As he wrote these lines, he reflected on the effect a single line, casually tossed in a conversation, had had on Lakshmi Ammal’s psyche. Mere words, spoken by a person sitting miles away, had caused her to question a committment first sealed by sacred fire and then sanctified by decades of togetherness.

... But the key redeeming feature of the human mind is its capacity to forgive. And willingly, if reluctantly, forget. And thus, a father is able to forgive his daughter after years of ostracizing her. A wife is able to overcome her suspicions, the very ones her mind was convinced about based on what her own eyes and ears had fed her. And a husband is able to forgive his wife for doubting him, able to be empathetic enough to view the situation from her point of view and understand how his sudden affection to a strange girl must have seemed like.

It had all worked out as planned. The old couple’s bond was stronger than ever, having recently survived the agnipariksha, and the father was closer to his daughter than if he would ever have been had he not banished her from his house. Distance does make the heart grow fonder. Yes, everything had worked out as planned. Except...

She had left him. The moment she came to know that she had been used as an unwitting guinea pig in a tasteless experiment, she had quietly but decisively ended their relationship. She had been shocked to know that it was he who had pulled strings to get her onto the project. It was he who had encouraged her to spew hatred against an old man, one she did not know could be her future father-in-law. She shook with disgust thinking that if she hadn’t called Krishna Iyer a father figure, her boyfriend would have been only too happy to test if she ended up having an affair with his own father. Just to test another of his pet theories that deep love was usually forged out of people finding fault with one another. He was unable to convince her that he trusted her enough to believe that would never happen. She had called him a sick bastard for using his own girlfriend as a ‘subject’ in the social experiment he had conducted on his parents. And Kalpathy Krishnaswamy Shankar Iyer, reflected on the irony of his girlfriend telling him she is leaving him because she’ll never be able to trust him, just as he had successfully concluded what he called the ‘trust experiment’ and proved that a few minor weeds cannot shake the deep rooted tree of trust. He thought he had accounted for all the pawns, but one of the pawns had unexpectedly reached the other end and had become the Queen. 

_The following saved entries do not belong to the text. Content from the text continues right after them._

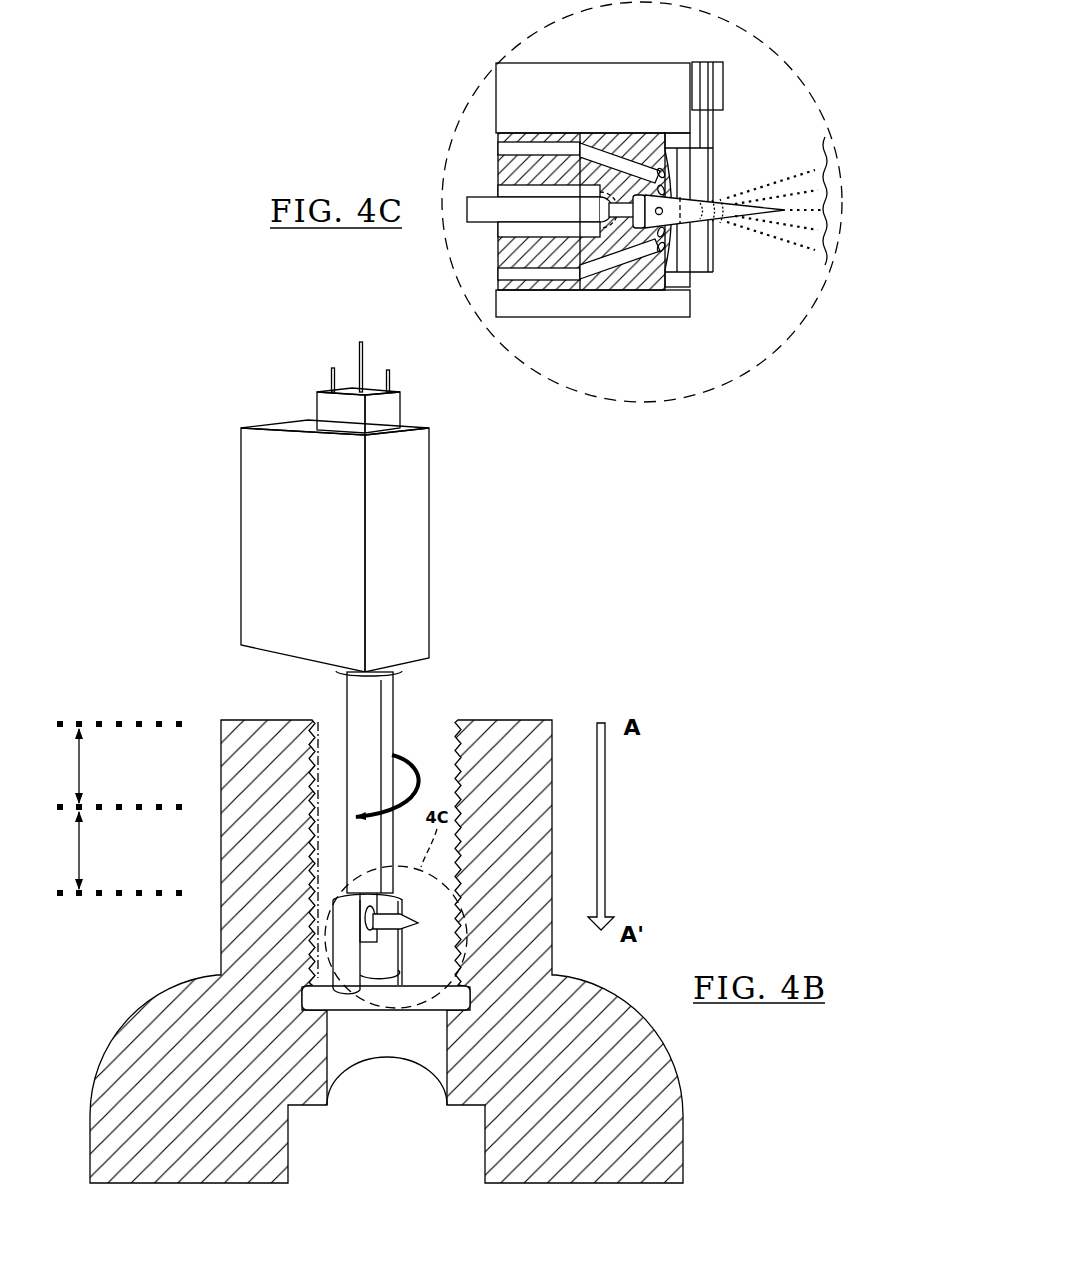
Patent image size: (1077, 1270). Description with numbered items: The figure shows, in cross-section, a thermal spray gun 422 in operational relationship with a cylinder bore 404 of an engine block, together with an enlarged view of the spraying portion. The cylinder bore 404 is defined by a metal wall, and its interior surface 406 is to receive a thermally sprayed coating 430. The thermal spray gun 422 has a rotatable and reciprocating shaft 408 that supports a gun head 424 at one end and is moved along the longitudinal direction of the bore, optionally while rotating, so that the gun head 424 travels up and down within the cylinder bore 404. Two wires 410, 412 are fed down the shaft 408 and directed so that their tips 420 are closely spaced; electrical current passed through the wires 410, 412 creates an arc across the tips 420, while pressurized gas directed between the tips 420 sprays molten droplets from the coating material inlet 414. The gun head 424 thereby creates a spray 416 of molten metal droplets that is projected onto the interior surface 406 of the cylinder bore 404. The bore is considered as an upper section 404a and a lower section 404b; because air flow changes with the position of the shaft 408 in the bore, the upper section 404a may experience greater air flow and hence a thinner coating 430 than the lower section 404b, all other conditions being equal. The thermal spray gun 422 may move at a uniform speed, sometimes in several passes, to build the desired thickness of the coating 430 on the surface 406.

In FIG. 4B, the cylinder bore 404 is at (445, 985).
In FIG. 4B, the upper section of the cylinder bore 404a is at (117, 765).
In FIG. 4B, the lower section of the cylinder bore 404b is at (117, 854).
In FIG. 4B, the interior surface 406 is at (454, 729).
In FIG. 4B, the shaft 408 is at (386, 735).
In FIG. 4B, the wire 410 is at (322, 377).
In FIG. 4B, the wire 412 is at (398, 382).
In FIG. 4B, the coating material inlet 414 is at (350, 352).
In FIG. 4C, the spray 416 is at (784, 170).
In FIG. 4C, the tips 420 is at (607, 143).
In FIG. 4B, the thermal spray gun 422 is at (180, 543).
In FIG. 4B, the gun head 424 is at (423, 938).
In FIG. 4C, the gun head 424 is at (727, 226).
In FIG. 4B, the thermally sprayed coating 430 is at (316, 714).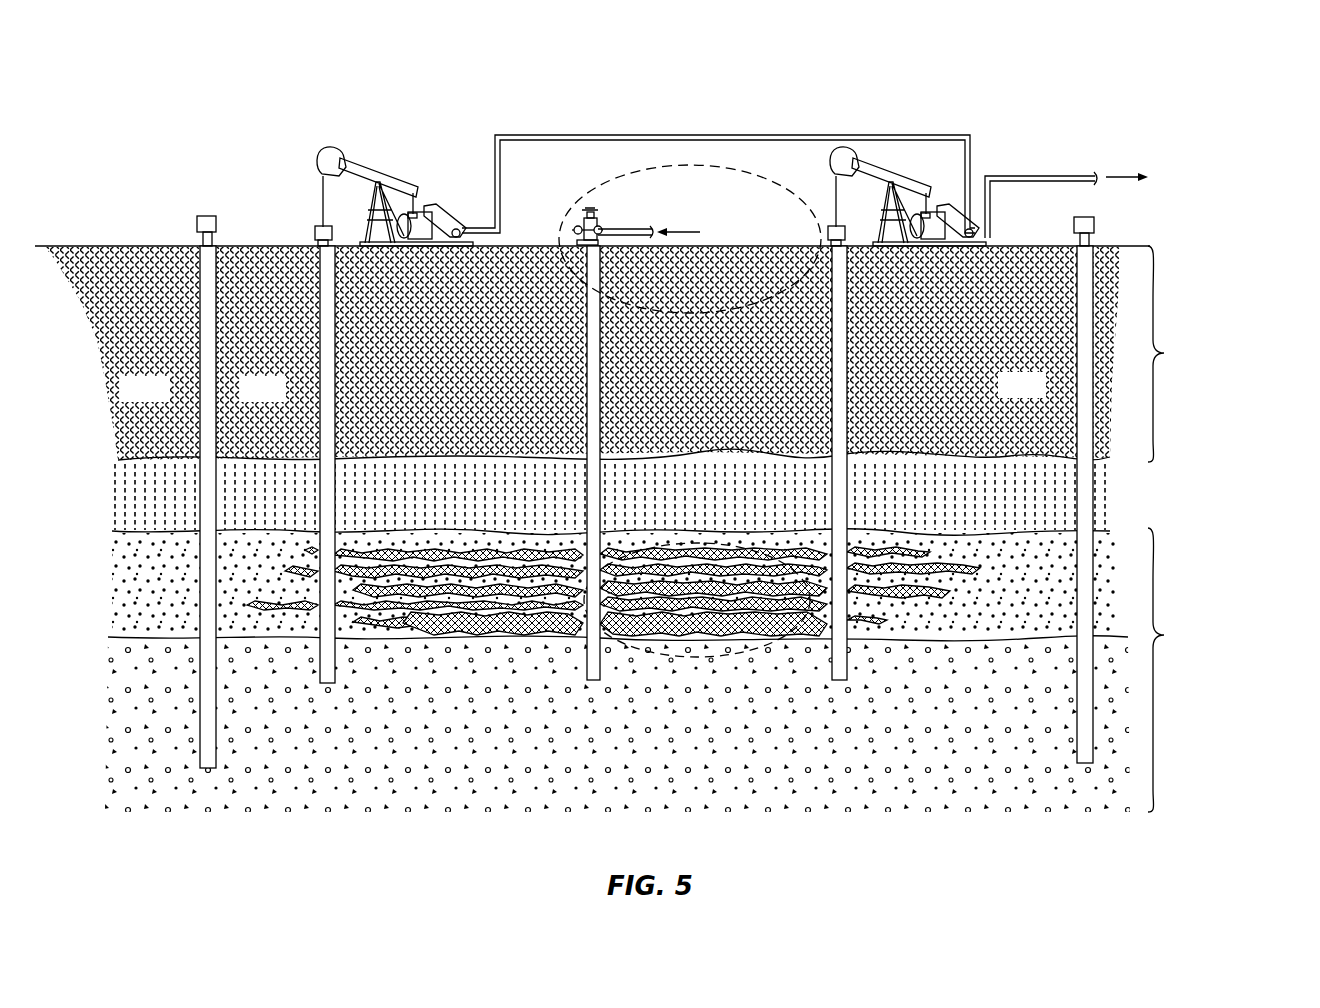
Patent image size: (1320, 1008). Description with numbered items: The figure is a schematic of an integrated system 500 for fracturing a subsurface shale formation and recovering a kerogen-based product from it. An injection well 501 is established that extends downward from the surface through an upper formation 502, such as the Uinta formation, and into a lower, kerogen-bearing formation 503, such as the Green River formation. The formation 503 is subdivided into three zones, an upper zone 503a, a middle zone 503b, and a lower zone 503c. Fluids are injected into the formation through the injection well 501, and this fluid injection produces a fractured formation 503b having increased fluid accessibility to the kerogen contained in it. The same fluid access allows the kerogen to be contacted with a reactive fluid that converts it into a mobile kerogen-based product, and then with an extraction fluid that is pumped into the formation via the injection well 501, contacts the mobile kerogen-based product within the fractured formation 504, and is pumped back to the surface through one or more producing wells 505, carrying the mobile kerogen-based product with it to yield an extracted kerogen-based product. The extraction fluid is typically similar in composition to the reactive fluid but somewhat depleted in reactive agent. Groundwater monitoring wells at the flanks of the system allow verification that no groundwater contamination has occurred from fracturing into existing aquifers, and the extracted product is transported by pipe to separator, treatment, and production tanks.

The integrated system 500 is at (1043, 66).
The injection well 501 is at (578, 202).
The formation 502 is at (628, 354).
The formation 503 is at (633, 626).
The zone 503a is at (120, 503).
The fractured formation 503b is at (120, 592).
The zone 503c is at (118, 733).
The fractured formation 504 is at (735, 657).
The producing well 505 is at (323, 367).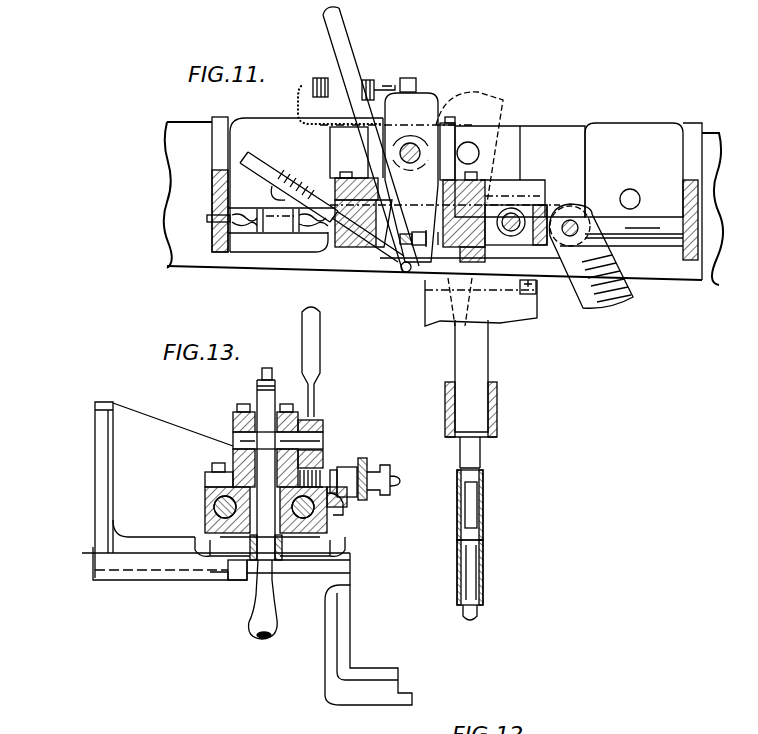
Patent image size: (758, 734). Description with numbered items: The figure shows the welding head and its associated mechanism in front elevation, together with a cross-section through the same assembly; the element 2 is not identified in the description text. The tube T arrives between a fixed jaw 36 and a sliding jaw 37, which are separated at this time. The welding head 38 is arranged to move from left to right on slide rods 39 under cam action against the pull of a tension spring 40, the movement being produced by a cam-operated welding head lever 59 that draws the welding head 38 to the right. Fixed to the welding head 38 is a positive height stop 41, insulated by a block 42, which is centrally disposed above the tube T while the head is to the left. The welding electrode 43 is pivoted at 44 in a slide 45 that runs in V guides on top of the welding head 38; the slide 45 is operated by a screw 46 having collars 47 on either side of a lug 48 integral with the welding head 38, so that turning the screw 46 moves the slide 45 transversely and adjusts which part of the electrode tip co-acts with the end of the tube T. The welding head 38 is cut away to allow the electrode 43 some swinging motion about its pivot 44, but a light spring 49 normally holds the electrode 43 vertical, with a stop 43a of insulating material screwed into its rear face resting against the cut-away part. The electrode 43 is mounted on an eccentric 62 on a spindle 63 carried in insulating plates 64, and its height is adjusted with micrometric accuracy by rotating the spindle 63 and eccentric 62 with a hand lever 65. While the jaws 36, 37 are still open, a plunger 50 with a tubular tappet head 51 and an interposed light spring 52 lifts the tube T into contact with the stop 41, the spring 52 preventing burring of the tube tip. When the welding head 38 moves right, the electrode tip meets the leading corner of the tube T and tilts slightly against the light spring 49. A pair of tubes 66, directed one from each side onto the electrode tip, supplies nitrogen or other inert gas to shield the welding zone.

In FIG. 11, the cup 2 is at (498, 418).
In FIG. 11, the fixed jaw 36 is at (505, 283).
In FIG. 13, the fixed jaw 36 is at (328, 571).
In FIG. 13, the sliding jaw 37 is at (243, 578).
In FIG. 11, the welding head 38 is at (362, 248).
In FIG. 13, the welding head 38 is at (205, 518).
In FIG. 11, the slide rods 39 is at (668, 226).
In FIG. 13, the slide rods 39 is at (210, 505).
In FIG. 11, the tension spring 40 is at (265, 230).
In FIG. 11, the positive height stop 41 is at (470, 262).
In FIG. 13, the positive height stop 41 is at (276, 565).
In FIG. 11, the block 42 is at (449, 262).
In FIG. 13, the block 42 is at (288, 565).
In FIG. 11, the welding electrode 43 is at (438, 120).
In FIG. 13, the welding electrode 43 is at (262, 575).
In FIG. 11, the stop 43a is at (420, 270).
In FIG. 11, the pivot 44 is at (400, 153).
In FIG. 11, the slide 45 is at (342, 178).
In FIG. 13, the screw 46 is at (365, 460).
In FIG. 13, the collars 47 is at (354, 467).
In FIG. 13, the lug 48 is at (345, 502).
In FIG. 11, the light spring 49 is at (320, 80).
In FIG. 11, the plunger 50 is at (478, 612).
In FIG. 11, the tubular tappet head 51 is at (484, 564).
In FIG. 11, the light spring 52 is at (482, 490).
In FIG. 11, the welding head lever 59 is at (590, 305).
In FIG. 11, the eccentric 62 is at (452, 124).
In FIG. 13, the eccentric 62 is at (253, 445).
In FIG. 11, the spindle 63 is at (408, 166).
In FIG. 13, the spindle 63 is at (313, 440).
In FIG. 13, the insulating plates 64 is at (268, 440).
In FIG. 11, the hand lever 65 is at (355, 46).
In FIG. 13, the hand lever 65 is at (322, 342).
In FIG. 11, the tubes 66 is at (258, 170).
In FIG. 13, the tubes 66 is at (200, 545).
In FIG. 11, the tube T is at (470, 352).
In FIG. 13, the tube T is at (264, 623).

While one might analyze the fallibility of the human mind to fool itself into seeking out information to confirm its pre-conceived notions, while at the same time wonder at its ability to instantly ignore and forget all evidence which goes contrary to its set belief, these are but minor cognitive errors. One might avoid them if one is aware of their possibility, and the way they distort the mind’s decisions. The larger, and usually unavoidable, error is one where the mind believes itself to be infallible, considers itself unique in the sense that what affects other ‘lesser’ minds would not affect a ‘superior’ one like itself, rejects the very possibility of failure, a situation which some learned people refer to as ‘hubris’.

Because, after all, if you couldn’t trust your own mind, who would you trust?

PS1: And that brings an end to another long, I-wish-I-won't-be-tempted-to-start-another-series, story. 

Ps2: Congrats Sampath, for having correctly guessed the relationship between Shankar and Krishna Iyer, 2 chapters back.


  1. Brilliant series. Rather unexpected ending though. I especially like the way the stories seem disjointed in flow between the 4 parts yet it continuous from some point in the characters' time line.

  2. Sampath6:13 AM

    Thanks :)

    your serious unkiruku like reply to my comment kinda gave me a hint that my guess would turn out to be correct. Now this post confirmed it.

    Eagerly waiting for posts on the visit to your home turf. Correlating your visit with the twitter status ( ) I'm expecting an eventful post :)

  3. @ MM:
    Thank you :)
    Unexpected ending? One reader predicted the ending 2 chapters back!

    @ Sampath:
    Well, there was no funny comeback to that question...
    and the home visit post must necessarily be tempered now that my mom follows the blog!

  4. I was referring to the girl breaking up with him and not the part about Shankar being KVR's son! That really was an easy guess.